Di fatto l’idea della migrazione, soggetto dell’opera di Claudia Melotti, coinvolge oggi biografie di artisti che lasciano lo studio per  la rete o escono in strada, confrontandosi con l’ordinato caos metropolitano o con ecosistemi locali apparentemente marginali. Sembra qui più propria una ibridazione figurativa di illustratore e artista come parallelo a quella letteraria di novella e racconto, proposta da Benjamin nella sua analisi delle Affinità elettive.

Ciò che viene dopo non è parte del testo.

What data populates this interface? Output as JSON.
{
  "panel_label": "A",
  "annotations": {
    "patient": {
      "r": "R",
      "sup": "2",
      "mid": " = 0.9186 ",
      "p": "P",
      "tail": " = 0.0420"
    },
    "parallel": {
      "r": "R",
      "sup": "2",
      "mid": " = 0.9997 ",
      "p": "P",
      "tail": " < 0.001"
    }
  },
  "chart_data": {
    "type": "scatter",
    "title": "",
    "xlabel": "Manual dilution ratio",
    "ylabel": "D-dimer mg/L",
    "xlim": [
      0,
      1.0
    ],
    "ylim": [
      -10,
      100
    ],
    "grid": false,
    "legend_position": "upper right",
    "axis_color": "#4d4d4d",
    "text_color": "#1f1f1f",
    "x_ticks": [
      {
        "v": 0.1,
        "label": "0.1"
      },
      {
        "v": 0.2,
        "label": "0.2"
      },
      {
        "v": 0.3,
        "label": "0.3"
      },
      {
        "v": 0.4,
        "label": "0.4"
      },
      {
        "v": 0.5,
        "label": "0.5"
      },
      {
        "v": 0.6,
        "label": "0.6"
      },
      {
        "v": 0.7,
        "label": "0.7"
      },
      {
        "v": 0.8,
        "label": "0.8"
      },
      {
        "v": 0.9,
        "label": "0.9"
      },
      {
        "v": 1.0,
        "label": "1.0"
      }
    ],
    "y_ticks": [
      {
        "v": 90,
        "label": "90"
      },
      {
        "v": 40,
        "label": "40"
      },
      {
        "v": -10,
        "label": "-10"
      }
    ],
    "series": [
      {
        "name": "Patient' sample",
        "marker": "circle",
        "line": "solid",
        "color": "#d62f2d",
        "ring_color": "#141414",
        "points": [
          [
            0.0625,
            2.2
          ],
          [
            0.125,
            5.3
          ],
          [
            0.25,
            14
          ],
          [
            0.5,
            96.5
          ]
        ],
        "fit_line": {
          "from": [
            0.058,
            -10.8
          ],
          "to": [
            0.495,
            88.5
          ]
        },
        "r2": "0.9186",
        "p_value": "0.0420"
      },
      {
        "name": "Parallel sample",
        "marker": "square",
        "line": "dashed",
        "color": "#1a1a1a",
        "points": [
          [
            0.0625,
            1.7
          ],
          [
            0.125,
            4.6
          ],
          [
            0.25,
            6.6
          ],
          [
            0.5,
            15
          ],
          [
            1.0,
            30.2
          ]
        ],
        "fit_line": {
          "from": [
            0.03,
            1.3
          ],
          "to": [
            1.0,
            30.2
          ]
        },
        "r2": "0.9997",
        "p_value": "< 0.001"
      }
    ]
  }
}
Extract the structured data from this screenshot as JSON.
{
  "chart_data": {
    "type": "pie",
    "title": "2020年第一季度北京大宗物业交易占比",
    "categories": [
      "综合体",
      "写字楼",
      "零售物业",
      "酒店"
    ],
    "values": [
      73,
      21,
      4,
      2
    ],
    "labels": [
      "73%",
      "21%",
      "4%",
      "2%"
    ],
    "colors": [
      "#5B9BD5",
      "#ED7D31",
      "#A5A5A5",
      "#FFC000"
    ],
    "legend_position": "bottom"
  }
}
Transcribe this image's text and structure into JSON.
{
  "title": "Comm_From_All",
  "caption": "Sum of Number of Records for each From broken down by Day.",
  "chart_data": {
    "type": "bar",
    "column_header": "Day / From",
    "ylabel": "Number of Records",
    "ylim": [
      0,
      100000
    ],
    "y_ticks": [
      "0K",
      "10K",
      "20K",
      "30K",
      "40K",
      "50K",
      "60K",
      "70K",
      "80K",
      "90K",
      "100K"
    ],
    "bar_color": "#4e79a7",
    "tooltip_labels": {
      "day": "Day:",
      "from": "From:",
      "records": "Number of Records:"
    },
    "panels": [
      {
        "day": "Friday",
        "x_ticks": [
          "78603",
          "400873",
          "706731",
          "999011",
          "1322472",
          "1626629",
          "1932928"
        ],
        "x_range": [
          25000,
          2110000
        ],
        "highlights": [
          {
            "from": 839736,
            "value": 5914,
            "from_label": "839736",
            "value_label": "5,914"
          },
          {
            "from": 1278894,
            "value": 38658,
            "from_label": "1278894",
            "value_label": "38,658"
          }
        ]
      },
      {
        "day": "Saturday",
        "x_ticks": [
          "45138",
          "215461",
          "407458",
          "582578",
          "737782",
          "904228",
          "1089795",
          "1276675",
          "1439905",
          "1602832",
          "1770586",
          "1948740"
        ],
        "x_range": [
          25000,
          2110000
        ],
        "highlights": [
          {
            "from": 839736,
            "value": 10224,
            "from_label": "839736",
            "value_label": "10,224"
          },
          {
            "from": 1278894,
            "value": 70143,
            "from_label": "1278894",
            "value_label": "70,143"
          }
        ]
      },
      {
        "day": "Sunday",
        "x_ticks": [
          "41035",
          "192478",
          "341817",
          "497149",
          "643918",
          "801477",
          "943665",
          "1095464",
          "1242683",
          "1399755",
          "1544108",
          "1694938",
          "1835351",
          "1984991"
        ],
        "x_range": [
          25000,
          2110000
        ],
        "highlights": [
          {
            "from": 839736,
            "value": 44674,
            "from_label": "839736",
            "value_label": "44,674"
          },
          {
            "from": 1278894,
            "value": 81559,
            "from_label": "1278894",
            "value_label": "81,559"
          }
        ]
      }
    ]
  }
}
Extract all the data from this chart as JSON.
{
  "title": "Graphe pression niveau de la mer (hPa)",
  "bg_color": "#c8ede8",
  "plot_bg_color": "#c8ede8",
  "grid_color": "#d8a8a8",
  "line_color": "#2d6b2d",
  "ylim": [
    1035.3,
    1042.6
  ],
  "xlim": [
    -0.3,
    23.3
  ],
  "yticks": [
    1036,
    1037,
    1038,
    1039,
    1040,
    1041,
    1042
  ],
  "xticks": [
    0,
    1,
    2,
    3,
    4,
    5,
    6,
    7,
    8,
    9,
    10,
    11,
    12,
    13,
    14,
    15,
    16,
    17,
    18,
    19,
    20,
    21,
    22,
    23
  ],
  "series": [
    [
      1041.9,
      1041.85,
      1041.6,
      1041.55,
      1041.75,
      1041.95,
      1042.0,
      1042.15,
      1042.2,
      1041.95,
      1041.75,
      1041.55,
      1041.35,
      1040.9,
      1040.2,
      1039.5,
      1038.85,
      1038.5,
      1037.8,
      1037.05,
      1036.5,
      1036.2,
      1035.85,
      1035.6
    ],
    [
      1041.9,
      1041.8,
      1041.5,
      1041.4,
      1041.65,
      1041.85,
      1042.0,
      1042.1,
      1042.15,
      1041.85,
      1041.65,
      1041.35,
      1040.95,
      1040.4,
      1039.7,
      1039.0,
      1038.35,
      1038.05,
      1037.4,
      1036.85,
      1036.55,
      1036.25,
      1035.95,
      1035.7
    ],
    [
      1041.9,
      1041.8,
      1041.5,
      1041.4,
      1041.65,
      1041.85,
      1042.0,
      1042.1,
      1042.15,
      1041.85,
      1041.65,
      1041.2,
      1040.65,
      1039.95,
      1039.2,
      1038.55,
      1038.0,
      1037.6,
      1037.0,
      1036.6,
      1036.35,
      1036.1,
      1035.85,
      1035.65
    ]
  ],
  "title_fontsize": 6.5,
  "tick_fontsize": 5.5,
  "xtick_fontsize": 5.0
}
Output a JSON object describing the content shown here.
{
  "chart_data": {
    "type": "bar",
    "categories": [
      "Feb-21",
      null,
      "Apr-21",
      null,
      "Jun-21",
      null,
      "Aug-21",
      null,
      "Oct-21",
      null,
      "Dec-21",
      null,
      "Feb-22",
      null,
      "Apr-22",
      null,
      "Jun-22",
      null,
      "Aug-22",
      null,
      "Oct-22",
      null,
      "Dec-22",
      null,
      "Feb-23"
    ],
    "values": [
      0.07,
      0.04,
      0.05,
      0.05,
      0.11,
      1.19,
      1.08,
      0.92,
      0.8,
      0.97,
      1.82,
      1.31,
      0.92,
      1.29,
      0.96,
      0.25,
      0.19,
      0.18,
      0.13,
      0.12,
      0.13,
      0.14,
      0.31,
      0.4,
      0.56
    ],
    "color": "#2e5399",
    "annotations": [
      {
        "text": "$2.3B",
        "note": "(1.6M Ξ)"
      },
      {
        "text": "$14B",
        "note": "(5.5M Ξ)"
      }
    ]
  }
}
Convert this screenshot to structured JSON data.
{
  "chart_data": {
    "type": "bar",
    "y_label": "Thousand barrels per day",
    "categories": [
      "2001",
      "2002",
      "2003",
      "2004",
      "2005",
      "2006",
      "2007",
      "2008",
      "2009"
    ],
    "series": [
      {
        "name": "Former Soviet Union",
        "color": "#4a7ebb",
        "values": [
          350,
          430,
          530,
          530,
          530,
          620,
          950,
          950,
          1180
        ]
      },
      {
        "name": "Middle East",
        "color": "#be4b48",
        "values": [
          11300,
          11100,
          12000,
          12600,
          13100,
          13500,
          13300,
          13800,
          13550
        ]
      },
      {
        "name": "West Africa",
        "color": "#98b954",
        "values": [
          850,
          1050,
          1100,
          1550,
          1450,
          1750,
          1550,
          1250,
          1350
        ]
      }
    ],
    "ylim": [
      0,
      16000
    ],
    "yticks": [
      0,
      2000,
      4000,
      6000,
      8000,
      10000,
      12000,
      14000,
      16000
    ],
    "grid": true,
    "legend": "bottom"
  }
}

La natura selvaggia metropolitana, che contiene i poveri e  gli emarginati come stanziali in cerca di una nuova migrazione è stata a lungo indagata e rappresentata dalla nostra Artista, che ne condivide quotidianamente le tensioni;  coercizione e violenza sono ritmicamente citate, come tema e come figuratività. Un corredo istintivamente necessario per lei, del magico-demoniaco, che fatalmente affiora anche nella letteratura per l'infanzia.

Le migrazioni di Claudia qui raccolte, che  fanno comprendere  il peso della vita sul quotidiano, superano le distinzioni di genere, senza scomodare l’universo dei grandi artisti-illustratori contemporanei, da Picasso a Chagall, o Dubuffet e Basquiat, il lavoro dei quali è stato accanto alla nostra artista per un certo tempo. 

I legni che dipinge e ripropone sono raccolti in mare da lei, trascinati da una piccola barca a motore. Asciugati al sole dell'Argentario, essi sono tuttavia memoria iconica delle grandi migrazioni; migrazioni forzate, come quella degli Herero della Namibia tedesca, cacciati nel deserto Omaheke nel 1904.

L'itinerario dei migranti di Claudia non viene fissato nelle icone dei salvagente, dei gommoni, delle carrette del mare. Essi viaggiano nell'ordine mortale delle navi che dal XVII secolo portavano gli schiavi dall' isola della Gorèe a Salvador, sulla rotta transatlantica più breve, e di lì al nord, Caraibi e, più tardi, USA. Tappe di un itinerario storico 1650, 1904, 2000.

La più recente produzione dell'artista, esposta da Embrice,  mostra qualche tangenza col mondo dell'informale, che è interpretabile come una sorta di liberazione, laddove per rappresentare la tragedia, non servono più volti od oggetti, che appaiono solo in filigrana, nella velatura di un mattino di nebbia in mare.

Le stesure di colore-non colore su panni di tela grezza, fotografano, tanto i  residui del naufragio quanto i residui rifiuti sparsi negli spazi metropolitani; dove la mancanza di cultura e il perenne oblio li lascia abbandonati. Citazione di una parte per il tutto, sineddoche, i frammenti dipinti, visti con l'occhio dell'Artista, rimandano a quegli aspetti di sofferenza della vicenda umana nel loro insieme.